In my case, I was autoreleasing in the dealloc handler because the object hands out lots of references to the child object and I was afraid of releasing it immediately.
In retrospect, this was misguided. Any client that wants to hang onto one of the children should retain it, and I should be releasing the object in the dealloc handler.
j o a r wrote on Wednesday, September 22, 2004:
>I don't know how this is implemented. I would guess (a), or perhaps (b)
>- but very unlikely (c).
I posted this question to the list, because I was sure that someone would know the answer right off the top of their head. :)
In the endless pursuit of answers, and for those who have a ligitimate reason to autorelease a child object in dealloc, I wrote a test case to find out.
I created two classes, A and B. A creates and retains a child B, which will later be autoreleased in its dealloc handler. I create and autorelease a single A object. All this runs in a Cocoa command-line project that creates exactly one NSAutoreleasePool which is released just before the tool exits. So if NSAutoreleasePool doesn't dealloc b, there's no chance to do it later. And the answer is...
[Session started at 2004-09-22 08:51:13 -0700.]
A is going away...
A is gone.
B is going away...
B is gone.
(1) b gets added to the same NSAutoreleasePool that a belongs to, and that NSAutoreleasePool repeatedly releases objects until it is empty.
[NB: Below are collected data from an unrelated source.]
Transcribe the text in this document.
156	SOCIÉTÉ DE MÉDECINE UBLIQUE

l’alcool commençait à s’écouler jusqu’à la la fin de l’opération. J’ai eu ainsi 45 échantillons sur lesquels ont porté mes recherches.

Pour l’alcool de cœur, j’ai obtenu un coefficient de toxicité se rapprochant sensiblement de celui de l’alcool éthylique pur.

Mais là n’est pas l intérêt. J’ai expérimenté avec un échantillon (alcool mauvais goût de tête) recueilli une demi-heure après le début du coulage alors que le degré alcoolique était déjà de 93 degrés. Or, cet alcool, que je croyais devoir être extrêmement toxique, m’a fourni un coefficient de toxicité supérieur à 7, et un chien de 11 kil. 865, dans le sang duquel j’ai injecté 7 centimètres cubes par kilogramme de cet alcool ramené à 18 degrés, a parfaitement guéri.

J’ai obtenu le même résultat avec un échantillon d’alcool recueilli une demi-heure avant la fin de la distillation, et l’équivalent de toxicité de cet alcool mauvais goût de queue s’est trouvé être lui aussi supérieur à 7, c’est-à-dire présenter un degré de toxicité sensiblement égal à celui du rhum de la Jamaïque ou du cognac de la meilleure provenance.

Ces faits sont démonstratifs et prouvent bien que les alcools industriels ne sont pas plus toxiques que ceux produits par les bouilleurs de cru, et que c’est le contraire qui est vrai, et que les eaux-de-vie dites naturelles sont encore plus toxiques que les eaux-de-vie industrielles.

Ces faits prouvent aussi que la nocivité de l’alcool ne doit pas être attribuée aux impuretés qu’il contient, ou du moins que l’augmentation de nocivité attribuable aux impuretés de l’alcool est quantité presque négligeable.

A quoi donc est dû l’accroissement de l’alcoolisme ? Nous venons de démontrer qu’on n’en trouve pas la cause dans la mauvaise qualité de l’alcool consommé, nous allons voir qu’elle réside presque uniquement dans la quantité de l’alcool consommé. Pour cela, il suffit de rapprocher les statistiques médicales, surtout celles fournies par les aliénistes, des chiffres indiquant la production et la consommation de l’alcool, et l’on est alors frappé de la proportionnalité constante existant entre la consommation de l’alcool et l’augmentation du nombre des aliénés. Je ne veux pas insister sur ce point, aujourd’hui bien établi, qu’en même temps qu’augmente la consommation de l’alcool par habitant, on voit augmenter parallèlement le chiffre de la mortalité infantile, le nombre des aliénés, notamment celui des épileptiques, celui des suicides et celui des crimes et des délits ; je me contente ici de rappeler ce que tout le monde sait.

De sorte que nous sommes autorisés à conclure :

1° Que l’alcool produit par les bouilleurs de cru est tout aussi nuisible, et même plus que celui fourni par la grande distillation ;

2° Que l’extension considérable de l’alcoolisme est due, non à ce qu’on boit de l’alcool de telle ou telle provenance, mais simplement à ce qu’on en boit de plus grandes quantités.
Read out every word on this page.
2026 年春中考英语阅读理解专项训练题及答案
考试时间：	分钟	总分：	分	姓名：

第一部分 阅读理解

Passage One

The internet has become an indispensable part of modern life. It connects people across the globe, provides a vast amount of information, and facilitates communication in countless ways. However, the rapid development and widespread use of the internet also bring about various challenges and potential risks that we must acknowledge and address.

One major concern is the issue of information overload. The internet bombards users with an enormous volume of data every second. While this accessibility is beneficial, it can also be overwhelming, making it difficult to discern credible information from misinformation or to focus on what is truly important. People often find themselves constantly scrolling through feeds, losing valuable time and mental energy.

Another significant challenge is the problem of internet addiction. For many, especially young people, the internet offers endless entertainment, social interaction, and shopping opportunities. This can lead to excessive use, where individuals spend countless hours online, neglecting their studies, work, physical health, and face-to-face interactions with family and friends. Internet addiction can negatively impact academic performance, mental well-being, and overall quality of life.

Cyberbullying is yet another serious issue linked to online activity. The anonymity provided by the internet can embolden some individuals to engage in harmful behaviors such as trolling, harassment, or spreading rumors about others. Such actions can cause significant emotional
>I would be interested to know why it matters to you though? Are you
>tracking down leaks?
No, the structure I had in memory was a tree -- and a potentially a very deep one at that. It could contains dozens, if not hundreds, of layers. If I autorelease the children in the dealloc handler and they were NOT immediately released, this could have significant performance implications as it might take a hundred or more iterations before all of the children were disposed of.